To get right into my review, this book follows the story of the painter Camille Pissaro’s parents’ marriage. Therefore the novel is not about Pissaro, it is instead the story of his parents; their lives and marriage. The main character is Rachel Pomie. She was born and raised on the Island of St. Thomas. Her father was loving and indulgent, in that he allowed her to become educated and to read extensively. While her father treated her well, her mother was increasingly bitter and unloving. Rachel married a much older man in order to save the family business. She became a step mother to three children and quickly had three more with another born after the death of her husband, Isaac.
Woman were not allowed to own property, so the family business reverts to Isaac’s family in Paris. The son Abraham Gabriel Frederic Pizzarro is sent to take over the business. From the time Rachel sees Frederic she loves him, and the feeling is mutual. While they are not allowed to marry since Frederic is her late husband’s aunt’s nephew, they do live together and have children.
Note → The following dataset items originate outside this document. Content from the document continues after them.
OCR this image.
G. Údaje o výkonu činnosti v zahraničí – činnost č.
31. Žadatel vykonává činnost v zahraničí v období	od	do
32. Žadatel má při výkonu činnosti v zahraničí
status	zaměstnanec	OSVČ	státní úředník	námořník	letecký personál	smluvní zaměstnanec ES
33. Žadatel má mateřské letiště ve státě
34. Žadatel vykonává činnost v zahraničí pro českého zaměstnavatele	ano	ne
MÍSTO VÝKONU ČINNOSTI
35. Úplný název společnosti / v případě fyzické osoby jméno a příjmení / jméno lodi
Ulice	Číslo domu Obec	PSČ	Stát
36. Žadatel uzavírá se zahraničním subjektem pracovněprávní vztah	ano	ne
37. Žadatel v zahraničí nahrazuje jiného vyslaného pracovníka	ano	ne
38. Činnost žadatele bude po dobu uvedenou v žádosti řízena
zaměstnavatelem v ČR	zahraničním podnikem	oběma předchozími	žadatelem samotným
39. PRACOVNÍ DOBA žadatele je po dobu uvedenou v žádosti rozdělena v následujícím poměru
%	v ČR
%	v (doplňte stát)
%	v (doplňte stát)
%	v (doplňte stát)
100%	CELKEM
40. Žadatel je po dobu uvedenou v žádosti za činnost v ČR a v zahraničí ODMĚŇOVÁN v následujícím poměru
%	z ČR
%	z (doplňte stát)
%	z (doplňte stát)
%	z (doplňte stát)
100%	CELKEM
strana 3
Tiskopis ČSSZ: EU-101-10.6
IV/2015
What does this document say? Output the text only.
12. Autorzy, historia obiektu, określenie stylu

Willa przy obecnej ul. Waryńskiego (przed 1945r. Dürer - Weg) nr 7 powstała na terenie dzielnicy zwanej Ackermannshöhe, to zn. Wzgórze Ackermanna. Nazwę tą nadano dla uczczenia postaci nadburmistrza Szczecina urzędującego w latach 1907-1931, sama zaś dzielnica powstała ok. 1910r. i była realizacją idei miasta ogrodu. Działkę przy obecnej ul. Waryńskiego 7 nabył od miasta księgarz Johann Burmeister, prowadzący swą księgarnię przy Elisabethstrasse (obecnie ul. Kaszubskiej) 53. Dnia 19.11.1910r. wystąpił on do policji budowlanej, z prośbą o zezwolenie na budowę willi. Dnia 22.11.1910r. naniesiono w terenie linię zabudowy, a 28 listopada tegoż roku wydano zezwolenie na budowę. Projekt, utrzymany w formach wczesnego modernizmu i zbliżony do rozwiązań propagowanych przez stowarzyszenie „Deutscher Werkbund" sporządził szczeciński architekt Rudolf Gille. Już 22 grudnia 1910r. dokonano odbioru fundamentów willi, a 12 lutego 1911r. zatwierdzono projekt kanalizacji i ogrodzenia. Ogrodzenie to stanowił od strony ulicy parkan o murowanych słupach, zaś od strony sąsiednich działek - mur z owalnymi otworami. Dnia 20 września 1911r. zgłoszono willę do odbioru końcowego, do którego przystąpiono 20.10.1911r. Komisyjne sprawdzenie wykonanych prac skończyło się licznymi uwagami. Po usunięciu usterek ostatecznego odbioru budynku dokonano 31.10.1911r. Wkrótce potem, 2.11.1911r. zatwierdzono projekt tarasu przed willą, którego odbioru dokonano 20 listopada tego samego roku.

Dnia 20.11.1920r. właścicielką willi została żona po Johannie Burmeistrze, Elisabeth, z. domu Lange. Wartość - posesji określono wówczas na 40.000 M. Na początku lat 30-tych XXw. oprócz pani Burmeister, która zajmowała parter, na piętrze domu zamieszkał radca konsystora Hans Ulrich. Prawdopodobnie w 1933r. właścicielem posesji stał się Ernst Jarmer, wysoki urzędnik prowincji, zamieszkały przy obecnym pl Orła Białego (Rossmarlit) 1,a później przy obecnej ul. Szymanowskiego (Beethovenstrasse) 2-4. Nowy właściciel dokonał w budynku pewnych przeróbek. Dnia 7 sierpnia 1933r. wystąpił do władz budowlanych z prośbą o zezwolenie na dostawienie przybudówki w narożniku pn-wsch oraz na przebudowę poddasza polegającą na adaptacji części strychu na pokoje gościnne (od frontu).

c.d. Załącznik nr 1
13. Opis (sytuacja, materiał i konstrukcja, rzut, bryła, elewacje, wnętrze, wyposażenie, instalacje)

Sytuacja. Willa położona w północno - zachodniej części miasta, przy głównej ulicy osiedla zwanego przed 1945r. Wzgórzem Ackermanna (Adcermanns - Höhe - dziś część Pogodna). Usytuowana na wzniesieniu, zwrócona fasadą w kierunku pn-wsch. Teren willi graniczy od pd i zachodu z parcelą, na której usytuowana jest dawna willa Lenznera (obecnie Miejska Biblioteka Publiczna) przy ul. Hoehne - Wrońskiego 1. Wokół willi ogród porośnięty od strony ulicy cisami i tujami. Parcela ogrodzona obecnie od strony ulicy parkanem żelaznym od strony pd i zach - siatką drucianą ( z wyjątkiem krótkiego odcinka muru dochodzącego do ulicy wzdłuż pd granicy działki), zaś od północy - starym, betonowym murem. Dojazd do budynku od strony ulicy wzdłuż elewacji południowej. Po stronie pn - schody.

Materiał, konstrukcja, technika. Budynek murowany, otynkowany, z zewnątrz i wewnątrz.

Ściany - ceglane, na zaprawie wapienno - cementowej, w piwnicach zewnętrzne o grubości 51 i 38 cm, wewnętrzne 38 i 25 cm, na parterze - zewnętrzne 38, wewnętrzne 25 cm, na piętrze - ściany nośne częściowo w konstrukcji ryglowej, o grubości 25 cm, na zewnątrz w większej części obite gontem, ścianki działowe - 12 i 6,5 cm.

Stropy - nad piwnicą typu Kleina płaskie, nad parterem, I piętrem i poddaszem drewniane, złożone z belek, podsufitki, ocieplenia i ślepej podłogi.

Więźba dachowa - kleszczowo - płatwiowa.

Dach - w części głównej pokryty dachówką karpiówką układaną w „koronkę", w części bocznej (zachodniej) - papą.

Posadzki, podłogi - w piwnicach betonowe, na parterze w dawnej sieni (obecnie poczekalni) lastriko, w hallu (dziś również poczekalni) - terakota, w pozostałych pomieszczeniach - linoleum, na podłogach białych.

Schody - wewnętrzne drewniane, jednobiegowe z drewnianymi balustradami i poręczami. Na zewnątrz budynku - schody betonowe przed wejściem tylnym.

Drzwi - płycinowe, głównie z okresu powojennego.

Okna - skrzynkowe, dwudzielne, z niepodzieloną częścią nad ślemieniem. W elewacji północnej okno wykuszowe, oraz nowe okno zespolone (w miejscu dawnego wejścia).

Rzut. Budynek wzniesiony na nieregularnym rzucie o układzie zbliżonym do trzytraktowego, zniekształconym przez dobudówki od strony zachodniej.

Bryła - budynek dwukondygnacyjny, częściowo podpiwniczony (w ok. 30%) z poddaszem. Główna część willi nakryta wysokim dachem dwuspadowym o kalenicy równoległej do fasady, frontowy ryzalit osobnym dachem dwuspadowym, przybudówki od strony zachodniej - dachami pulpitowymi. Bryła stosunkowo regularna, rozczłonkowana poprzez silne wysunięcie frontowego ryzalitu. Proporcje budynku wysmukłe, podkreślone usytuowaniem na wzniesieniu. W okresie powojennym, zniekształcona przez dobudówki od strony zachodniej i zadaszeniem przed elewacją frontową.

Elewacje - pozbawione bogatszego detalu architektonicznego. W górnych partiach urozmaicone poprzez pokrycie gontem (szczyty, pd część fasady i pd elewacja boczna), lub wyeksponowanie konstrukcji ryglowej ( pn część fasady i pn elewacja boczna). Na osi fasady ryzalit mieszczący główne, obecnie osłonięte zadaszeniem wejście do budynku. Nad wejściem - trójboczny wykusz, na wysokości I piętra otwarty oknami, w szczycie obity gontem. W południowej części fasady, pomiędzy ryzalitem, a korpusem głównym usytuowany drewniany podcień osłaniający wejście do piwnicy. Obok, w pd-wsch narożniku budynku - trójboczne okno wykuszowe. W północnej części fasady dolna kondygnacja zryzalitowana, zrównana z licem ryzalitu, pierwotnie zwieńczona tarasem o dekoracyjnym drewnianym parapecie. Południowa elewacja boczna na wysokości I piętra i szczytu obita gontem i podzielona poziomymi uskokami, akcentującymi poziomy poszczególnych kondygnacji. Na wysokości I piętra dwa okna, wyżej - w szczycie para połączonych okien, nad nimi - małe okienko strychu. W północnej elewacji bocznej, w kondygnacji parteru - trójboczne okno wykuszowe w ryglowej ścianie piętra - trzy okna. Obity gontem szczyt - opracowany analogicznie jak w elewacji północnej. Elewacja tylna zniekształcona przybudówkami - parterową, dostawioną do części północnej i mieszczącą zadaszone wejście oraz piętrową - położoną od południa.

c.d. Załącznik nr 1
This novel is mostly the story of a specific place and time. Rachel Pomie is a girl who fights her entire life against the oppression that surrounds her. I believe that regardless of the damage done to her personally, Rachel did live her life mostly on her own terms. She did indeed suffer through a loveless marriage, but in the end she was able to over-come what social norms dictated to her.
I highly recommend this book. There are many issues including race relations, religious laws and social laws that are discussed in the novel. Once again, well done Hoffman!